Fat Thomas began to cultivate the gas station guy. “I got a genius who’ll straighten me out forever,” he said.
The question that should have been asked here was, of course, if the gas station man was such a genius, then why wasn’t he rich from his own selections? But if you were to ask Fat Thomas this, you would be displaying your stupidity. For this is the same as asking why newspaper racing handicappers have to make deadlines every day. And why stock market and financial columnists write at least five times a week.
Besides, the rule always is: When confronted with genius, never inquire as to the man’s personal habits.
And so at noon on September 20, on the first day of the season, the phone rang in Fat Thomas’s house and the gas station guy came on the phone and called out, “It’s Houston. Beat the bookmakers!”
Fat Thomas went out into the streets with borrowed money. He bet $2000, returned home, and went to bed for the afternoon. He would, as in the manner of a presidential candidate, take returns upon awakening. His Aunt Sis sat downstairs in the living room, hands clutching the arms of the chair. Soon, the arms relaxed. On television, Bethea, the Houston end, pulled passes from the sky and destroyed the Jets, twenty to zip.
Fat Thomas won nine games in a row. All over the East people were talking about the streak of the “man from Queens,” as bookmakers called him. At night, Fat Thomas had champagne parties. This was to help conserve his money.
And now, in New York, there were scenes from another era. Fat Thomas at Nickles with a dinner party of six. Fat Thomas at Storyville with a party of ten, drinking champagne and whistling loudly at David Chefsky’s band. And then, in the late hours, at Jimmy Ryan’s and Sweet Basil’s downtown. One night he had so many people with him that two of the people rode in the trunk of the car. They could have hailed cabs, but they were so afraid they might lose Fat Thomas that they dived into the trunk. One week, he called in for the game, and then called in his bets, from a Dutch liner cruising the Caribbean.

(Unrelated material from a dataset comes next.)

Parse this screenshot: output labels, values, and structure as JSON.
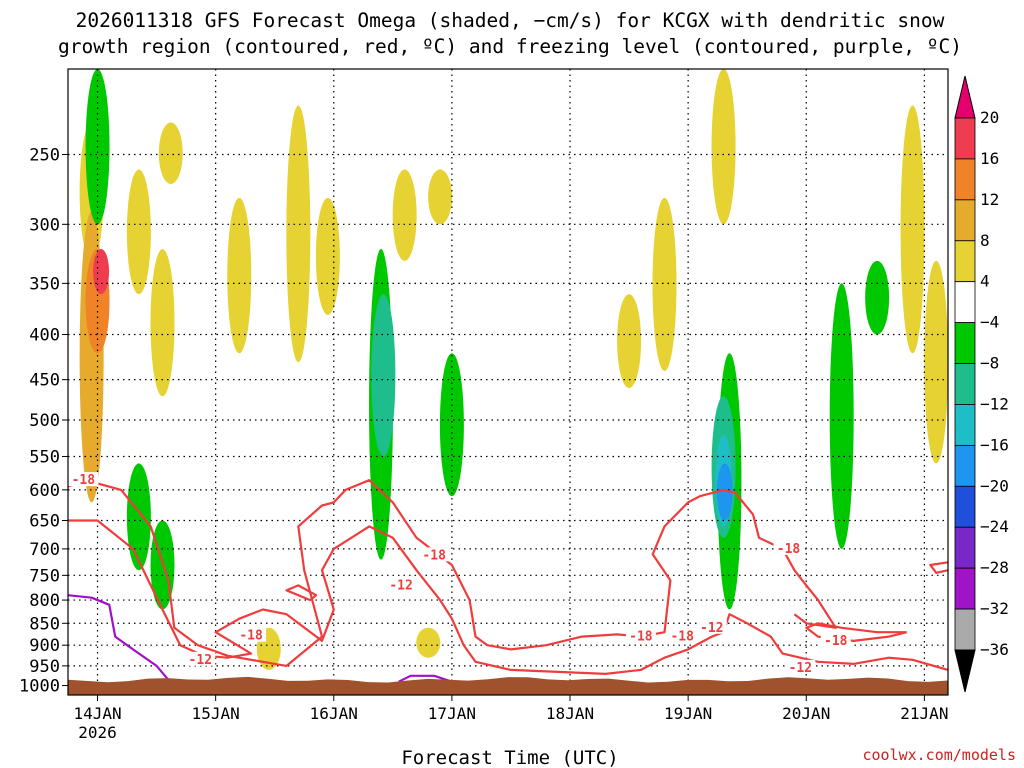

A friend in real estate, Charles U. Daly, called him on the phone late one night and begged Mr. Thomas to put his money into something that would keep him from being broke again.
“Is real estate as much fun as hookers?” Fat Thomas said.
On the tenth Sunday, Fat Thomas bet the New York Giants against the Cleveland Browns. “The guy has to be a genius to pick the Giants,” Fat Thomas said. “What a guy this is.” For some reason he decided to stay up and watch the game. Bobby Hammond of the Giants scored on a screen pass. As he went into the end zone, the referees were jumping up and down. Somebody from the Giants named Hicks had committed a foul, clipping, twenty yards away from the play. The Giants collapsed. At 4:00 P.M., a television set came out of a second-floor window in Fat Thomas’s house.
In the playoff game between Oakland and Baltimore, Mr. Thomas had Baltimore and three and a half. The game went into sudden death. The first team to score would win the game.
Oakland had the ball, second down on the Baltimore ten, and obviously was getting ready to kick an easy field goal. Stabler, the quarterback, handed the ball to the fullback, who would dive into the line. Stabler took the ball back, turned, and threw it into the back of the end zone. Casper, an end, grabbed it. Fat Thomas was watching the game in the living room, his own television set being indisposed. His Aunt Sis had to come in and assist him up the stairs. This time he went to bed for real.
Illusions survive catastrophes quite well. On the street, Fat Thomas appeared lame after settling up the Oakland game. But yesterday, boarding his plane for the winter, he said, “What a year. The guy is a genius.”
“Where is he if I want to see him?” I asked him.
“He’s at the gas station every day but Sunday.”
Fat Thomas then boarded the plane for his winter in Florida, which might last as long as two weeks, seeing what Casper, the end, did to him with that catch. But this is something, of course, that you do not bring up at a time like yesterday, when a man left triumphantly for a time in the sun.